All groups gained weight. The normal- and high-protein groups gained the most weight (13-14 lbs vs 7 lbs for the low-protein group), and all groups gained roughly the same amount of body fat.
In other words, overeating caused weight gain regardless of weather they were overeating a high-protein diet or a low-protein diet.
Even though the low-protein group gained weight, they lost a small amount of lean body mass (muscle).
Dr. Bray notes that this shows that not eating enough protein -- a diet containing only 5% protein -- will not prevent loss of lean body mass. He notes that this finding was unexpected.
Subjects: 25 healthy, weight-stable men and women, 18- to 35-years-old
The study involved 25 healthy, weight-stable men and women, 18- to 35-years-old with a body mass index (BMI) of 19 to 30 (lean to borderline-obese).
They stayed in a metabolic unit for 3 months.
Diet: 5% protein (low), 15% protein (normal) or 25% protein (high)

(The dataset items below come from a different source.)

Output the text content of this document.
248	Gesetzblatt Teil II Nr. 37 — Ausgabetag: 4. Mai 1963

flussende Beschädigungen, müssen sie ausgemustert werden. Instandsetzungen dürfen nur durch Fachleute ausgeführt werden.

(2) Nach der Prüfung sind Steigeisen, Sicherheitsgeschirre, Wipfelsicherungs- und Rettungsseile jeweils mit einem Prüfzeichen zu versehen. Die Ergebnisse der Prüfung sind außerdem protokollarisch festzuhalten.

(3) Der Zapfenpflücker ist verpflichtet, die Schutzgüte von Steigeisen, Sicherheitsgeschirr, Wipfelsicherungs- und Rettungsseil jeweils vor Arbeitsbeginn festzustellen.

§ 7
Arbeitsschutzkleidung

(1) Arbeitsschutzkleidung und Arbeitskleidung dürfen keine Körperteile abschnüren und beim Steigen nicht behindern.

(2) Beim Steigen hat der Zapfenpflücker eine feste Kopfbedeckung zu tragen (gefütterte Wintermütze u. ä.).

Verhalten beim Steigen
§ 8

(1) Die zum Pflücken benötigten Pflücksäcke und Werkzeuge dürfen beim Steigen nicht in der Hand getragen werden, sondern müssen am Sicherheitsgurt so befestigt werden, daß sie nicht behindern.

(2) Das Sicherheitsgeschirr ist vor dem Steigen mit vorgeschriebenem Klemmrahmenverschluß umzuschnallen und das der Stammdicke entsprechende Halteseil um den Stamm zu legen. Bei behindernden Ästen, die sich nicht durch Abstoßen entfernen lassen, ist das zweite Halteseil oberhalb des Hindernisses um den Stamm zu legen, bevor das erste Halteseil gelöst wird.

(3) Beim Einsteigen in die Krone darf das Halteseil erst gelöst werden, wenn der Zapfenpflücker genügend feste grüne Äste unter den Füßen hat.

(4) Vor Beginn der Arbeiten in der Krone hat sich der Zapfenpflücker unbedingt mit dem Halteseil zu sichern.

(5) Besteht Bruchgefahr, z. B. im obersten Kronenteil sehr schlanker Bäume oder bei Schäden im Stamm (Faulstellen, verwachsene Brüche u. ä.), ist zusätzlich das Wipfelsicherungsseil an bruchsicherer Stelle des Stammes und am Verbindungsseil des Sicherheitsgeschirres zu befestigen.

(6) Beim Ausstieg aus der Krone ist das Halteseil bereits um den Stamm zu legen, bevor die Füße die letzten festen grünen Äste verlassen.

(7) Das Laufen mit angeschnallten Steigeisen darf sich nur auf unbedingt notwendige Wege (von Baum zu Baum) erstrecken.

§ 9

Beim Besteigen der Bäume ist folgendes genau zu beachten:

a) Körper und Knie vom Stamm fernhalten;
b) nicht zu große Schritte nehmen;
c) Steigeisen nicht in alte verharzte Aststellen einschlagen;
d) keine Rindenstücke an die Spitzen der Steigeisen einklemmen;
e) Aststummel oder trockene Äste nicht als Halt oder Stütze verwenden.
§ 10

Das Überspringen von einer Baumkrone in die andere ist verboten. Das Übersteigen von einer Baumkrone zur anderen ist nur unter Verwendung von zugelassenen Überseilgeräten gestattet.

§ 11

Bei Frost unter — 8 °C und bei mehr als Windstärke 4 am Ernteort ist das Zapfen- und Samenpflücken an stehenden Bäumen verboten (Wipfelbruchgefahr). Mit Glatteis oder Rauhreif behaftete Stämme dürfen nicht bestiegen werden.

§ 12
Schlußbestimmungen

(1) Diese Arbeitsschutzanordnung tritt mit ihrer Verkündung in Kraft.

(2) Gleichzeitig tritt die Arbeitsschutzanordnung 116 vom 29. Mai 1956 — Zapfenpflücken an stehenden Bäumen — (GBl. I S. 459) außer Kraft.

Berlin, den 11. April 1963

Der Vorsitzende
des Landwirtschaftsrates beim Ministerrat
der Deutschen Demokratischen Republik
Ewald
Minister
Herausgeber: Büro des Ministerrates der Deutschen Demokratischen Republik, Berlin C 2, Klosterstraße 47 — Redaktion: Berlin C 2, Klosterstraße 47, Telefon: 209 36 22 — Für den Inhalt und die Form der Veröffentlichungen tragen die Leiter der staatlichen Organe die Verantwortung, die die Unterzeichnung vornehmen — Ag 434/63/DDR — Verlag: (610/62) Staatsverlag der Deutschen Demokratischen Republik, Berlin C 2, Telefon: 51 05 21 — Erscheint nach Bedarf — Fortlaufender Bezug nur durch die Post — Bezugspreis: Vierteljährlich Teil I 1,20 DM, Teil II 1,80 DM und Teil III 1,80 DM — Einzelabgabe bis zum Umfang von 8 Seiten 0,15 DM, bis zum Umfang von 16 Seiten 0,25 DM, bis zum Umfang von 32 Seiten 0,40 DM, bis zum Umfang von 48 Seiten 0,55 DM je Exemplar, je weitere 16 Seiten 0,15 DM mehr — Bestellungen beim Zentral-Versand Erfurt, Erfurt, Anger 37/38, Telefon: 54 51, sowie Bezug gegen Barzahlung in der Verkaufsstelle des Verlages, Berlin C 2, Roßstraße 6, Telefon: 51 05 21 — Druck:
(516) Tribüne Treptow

“After consuming a weight-stabilizing diet for 13 to 25 days [2-3 weeks], participants were randomized to diets containing 5% of energy from protein (low protein), 15% (normal protein), or 25% (high protein), which they were overfed during the last 8 weeks of their 10- to 12-week stay in the inpatient metabolic unit,” the paper notes.
Overfed 954 calories per day of the 5%, 15% or 25% protein diet for 2 months
For the last two months of their stay, the subjects were overfed roughly 1000 calories per day (954 calories to be exact) of either the 5%, 15% or 25% protein diet.

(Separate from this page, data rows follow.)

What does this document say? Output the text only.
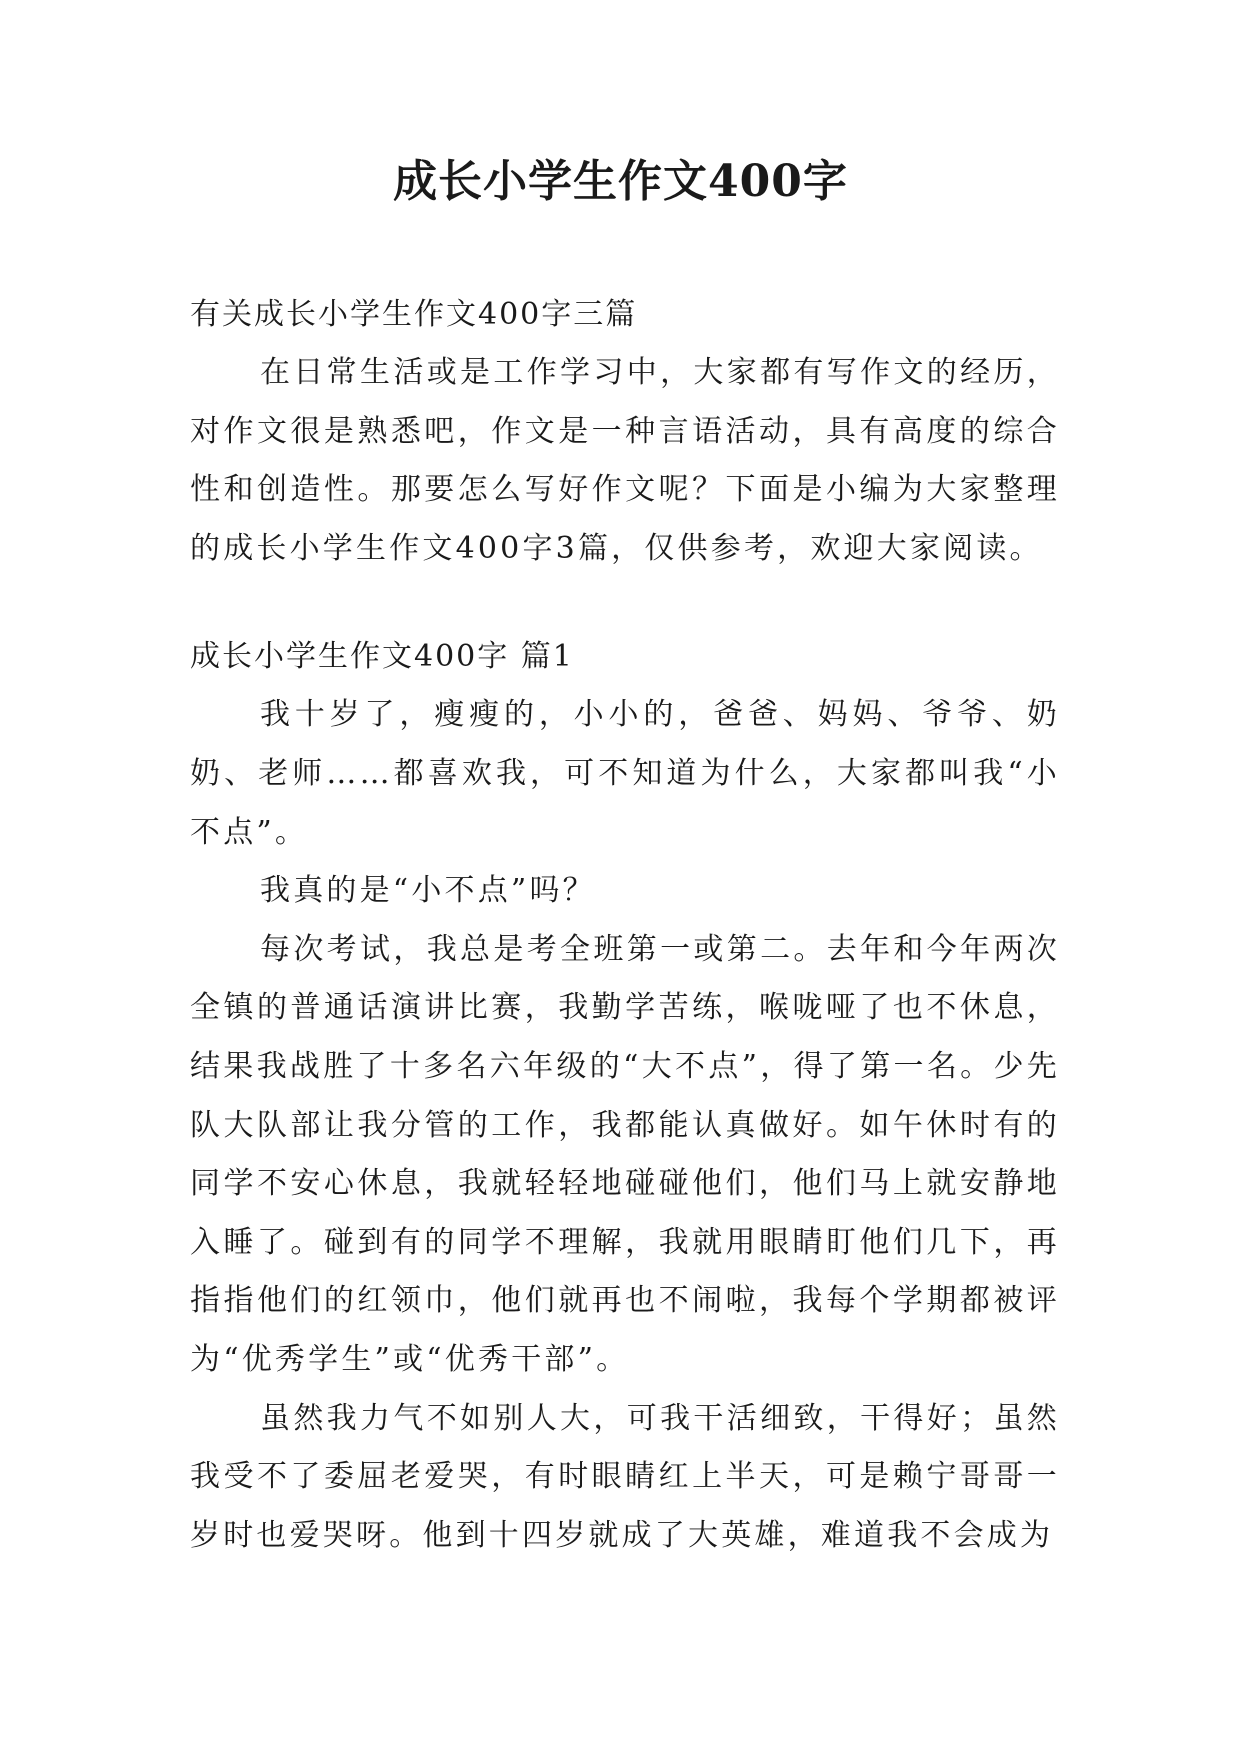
成长小学生作文400字

有关成长小学生作文400字三篇

在日常生活或是工作学习中，大家都有写作文的经历，对作文很是熟悉吧，作文是一种言语活动，具有高度的综合性和创造性。那要怎么写好作文呢？下面是小编为大家整理的成长小学生作文400字3篇，仅供参考，欢迎大家阅读。

成长小学生作文400字 篇1

我十岁了，瘦瘦的，小小的，爸爸、妈妈、爷爷、奶奶、老师……都喜欢我，可不知道为什么，大家都叫我“小不点”。

我真的是“小不点”吗？

每次考试，我总是考全班第一或第二。去年和今年两次全镇的普通话演讲比赛，我勤学苦练，喉咙哑了也不休息，结果我战胜了十多名六年级的“大不点”，得了第一名。少先队大队部让我分管的工作，我都能认真做好。如午休时有的同学不安心休息，我就轻轻地碰碰他们，他们马上就安静地入睡了。碰到有的同学不理解，我就用眼睛盯他们几下，再指指他们的红领巾，他们就再也不闹啦，我每个学期都被评为“优秀学生”或“优秀干部”。

虽然我力气不如别人大，可我干活细致，干得好；虽然我受不了委屈老爱哭，有时眼睛红上半天，可是赖宁哥哥一岁时也爱哭呀。他到十四岁就成了大英雄，难道我不会成为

“Compared with energy intake during the weight stabilization period, the protein diets provided approximately 40% more energy intake, which corresponds to 954 [calories per day],” according to the paper.

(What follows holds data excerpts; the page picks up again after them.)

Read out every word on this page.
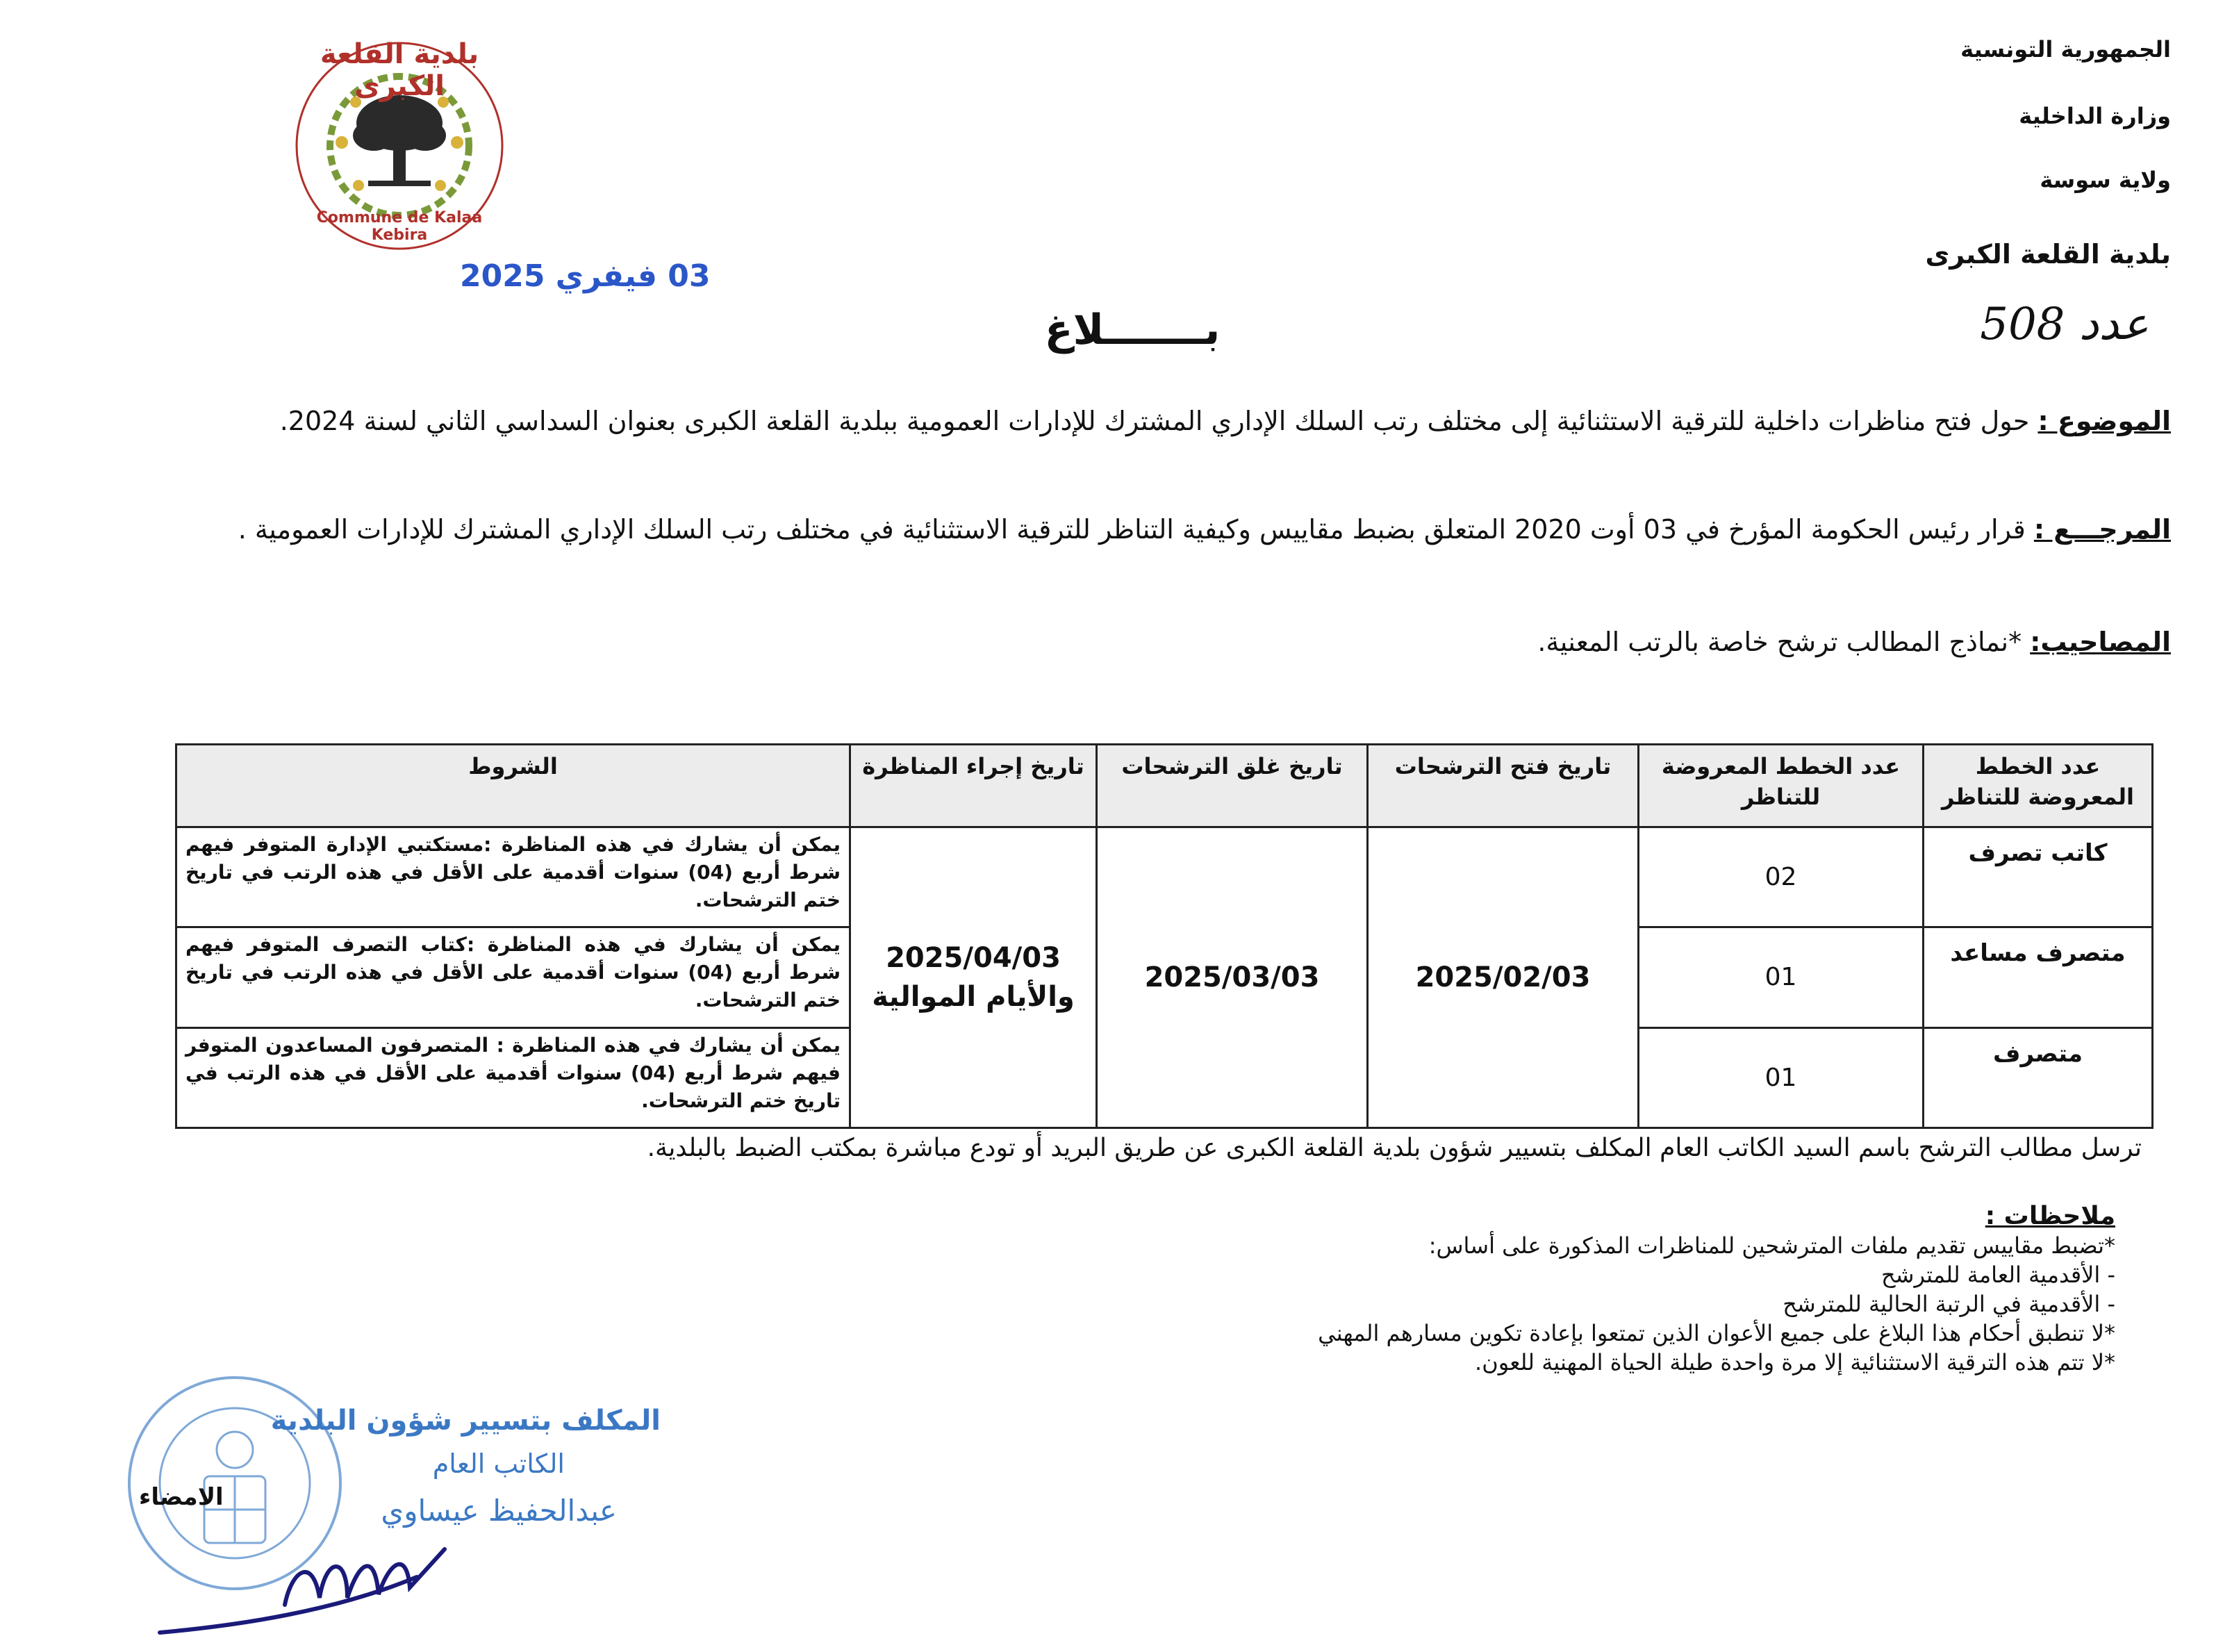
الجمهورية التونسية
وزارة الداخلية
ولاية سوسة
بلدية القلعة الكبرى
بلدية القلعة الكبرى
Commune de Kalaa Kebira
03 فيفري 2025
عدد 508
بـــــــلاغ
الموضوع : حول فتح مناظرات داخلية للترقية الاستثنائية إلى مختلف رتب السلك الإداري المشترك للإدارات العمومية ببلدية القلعة الكبرى بعنوان السداسي الثاني لسنة 2024.
المرجـــع : قرار رئيس الحكومة المؤرخ في 03 أوت 2020 المتعلق بضبط مقاييس وكيفية التناظر للترقية الاستثنائية في مختلف رتب السلك الإداري المشترك للإدارات العمومية .
المصاحيب: *نماذج المطالب ترشح خاصة بالرتب المعنية.
عدد الخطط المعروضة للتناظر	عدد الخطط المعروضة للتناظر	تاريخ فتح الترشحات	تاريخ غلق الترشحات	تاريخ إجراء المناظرة	الشروط
كاتب تصرف	02	2025/02/03	2025/03/03	2025/04/03 والأيام الموالية	يمكن أن يشارك في هذه المناظرة :مستكتبي الإدارة المتوفر فيهم شرط أربع (04) سنوات أقدمية على الأقل في هذه الرتب في تاريخ ختم الترشحات.
متصرف مساعد	01				يمكن أن يشارك في هذه المناظرة :كتاب التصرف المتوفر فيهم شرط أربع (04) سنوات أقدمية على الأقل في هذه الرتب في تاريخ ختم الترشحات.
متصرف	01				يمكن أن يشارك في هذه المناظرة : المتصرفون المساعدون المتوفر فيهم شرط أربع (04) سنوات أقدمية على الأقل في هذه الرتب في تاريخ ختم الترشحات.
ترسل مطالب الترشح باسم السيد الكاتب العام المكلف بتسيير شؤون بلدية القلعة الكبرى عن طريق البريد أو تودع مباشرة بمكتب الضبط بالبلدية.
ملاحظات :
*تضبط مقاييس تقديم ملفات المترشحين للمناظرات المذكورة على أساس:
- الأقدمية العامة للمترشح
- الأقدمية في الرتبة الحالية للمترشح
*لا تنطبق أحكام هذا البلاغ على جميع الأعوان الذين تمتعوا بإعادة تكوين مسارهم المهني
*لا تتم هذه الترقية الاستثنائية إلا مرة واحدة طيلة الحياة المهنية للعون.
المكلف بتسيير شؤون البلدية
الكاتب العام
عبدالحفيظ عيساوي
الامضاء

Weight Gain on 5% protein, 15% protein, 25% protein: 7 lbs vs 13 lbs vs 14 lbs
The weight gain after overfeeding people an additional 954 calories per day was roughly:
- 7.0 lbs on the 5% protein diet
- 13.3 lbs on the 15% protein diet
- 14.3 lbs on the 25% protein diet
Fat Gain on 5% protein, 15% protein, 25% protein: 7 lbs vs 7 lbs vs 7 lbs
The increase in body fat was:
- 7.5 lbs on the 5% protein diet
- 7.0 lbs on the 15% protein diet
- 7.3 lbs on the 25% protein diet
Muscle Gain on 5% protein, 15% protein, 25% protein: -0.5 lbs vs 6.3 lbs vs 7 lbs
The increase in lean body mass (muscle) was:
- -0.5 lbs on the 5% protein diet
- +6.3 lbs on the 15% protein diet
- +7.0 lbs on the 25% protein diet
Resting Metabolism on 5% protein, 15% protein, 25% protein: 0 calories vs 38 calories vs 54 calories per day
Resting metabolism increased by:
- 0 calories per day on the 5% protein diet
- 38 calories per day on the 15% protein diet
- 54 calories per day on the 25% protein diet
Conclusion: Calories count
“Among persons living in a controlled setting, calories alone account for the increase in fat; protein affected energy expenditure and storage of lean body mass, but not body fat storage,” George Bray and his fellow researchers concluded.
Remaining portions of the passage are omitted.